The capacity influx from newbuildings therewith clearly exceeded the previous records of 1,527,800 teu, recorded in 2008, and 1,466,870 teu, delivered in 2014.
Carriers were apparently undeterred by weakening market conditions last year and continued their big-ship strategies – ultra-large container vessels (ULCVs) representing 24% of the total cellular orderbook.
As a result of the severe over-capacity, the idle containership fleet has surged in the second half of 2015. It has now reached a five-year high, with some 1.3 Mteu of capacity unemployed.
The analyst warned that the “ongoing race” between carriers within the four east-west vessel-sharing alliances to have the lowest unit costs, by reason of the highest nominal capacity, would add to further overcapacity pressures, due to the high number of ULCVs to be delivered in the coming years.
The year’s high fleet growth proved to be unsustainable, as idle containership capacity soared to 1.36 Mteu at the end of 2015, compared to only 0.23 Mteu at the beginning of the year.
However, these weak market conditions failed to deter owners from ordering more containerships.
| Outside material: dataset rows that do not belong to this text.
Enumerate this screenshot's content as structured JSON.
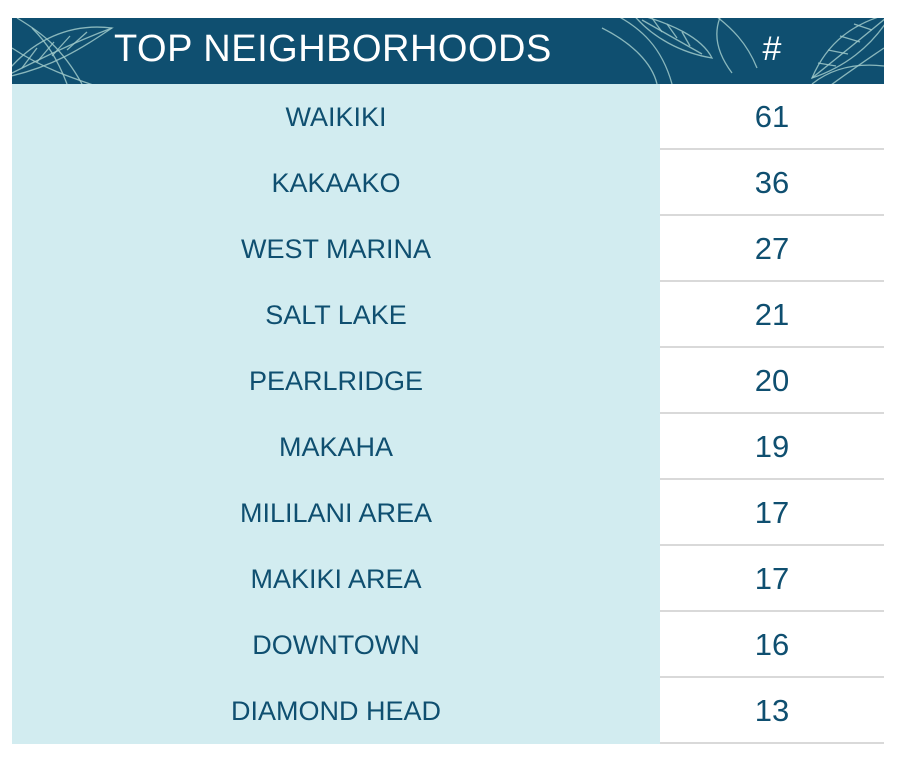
{
  "table": {
    "title": "TOP NEIGHBORHOODS",
    "count_header": "#",
    "accent_color": "#0f4f70",
    "row_fill_color": "#d2ecf0",
    "decoration_icon": "tropical-leaf-icon",
    "rows": [
      {
        "name": "WAIKIKI",
        "count": "61"
      },
      {
        "name": "KAKAAKO",
        "count": "36"
      },
      {
        "name": "WEST MARINA",
        "count": "27"
      },
      {
        "name": "SALT LAKE",
        "count": "21"
      },
      {
        "name": "PEARLRIDGE",
        "count": "20"
      },
      {
        "name": "MAKAHA",
        "count": "19"
      },
      {
        "name": "MILILANI AREA",
        "count": "17"
      },
      {
        "name": "MAKIKI AREA",
        "count": "17"
      },
      {
        "name": "DOWNTOWN",
        "count": "16"
      },
      {
        "name": "DIAMOND HEAD",
        "count": "13"
      }
    ]
  }
}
A total of 255 vessels was ordered last year with a total capacity of 2.34 Mteu.
The value all containerships contracted over the course of the last year reached an estimated $20.2 Bn, 98% higher than in 2014.
A fair number of these newbuilding contracts was driven by the new IMO Tier III requirements, which prompted some owners to bring forward planned orders. This way, the more expensive solutions required to meet the stricter emission standards for ships with keels laid after 1 January 2016, could be avoided.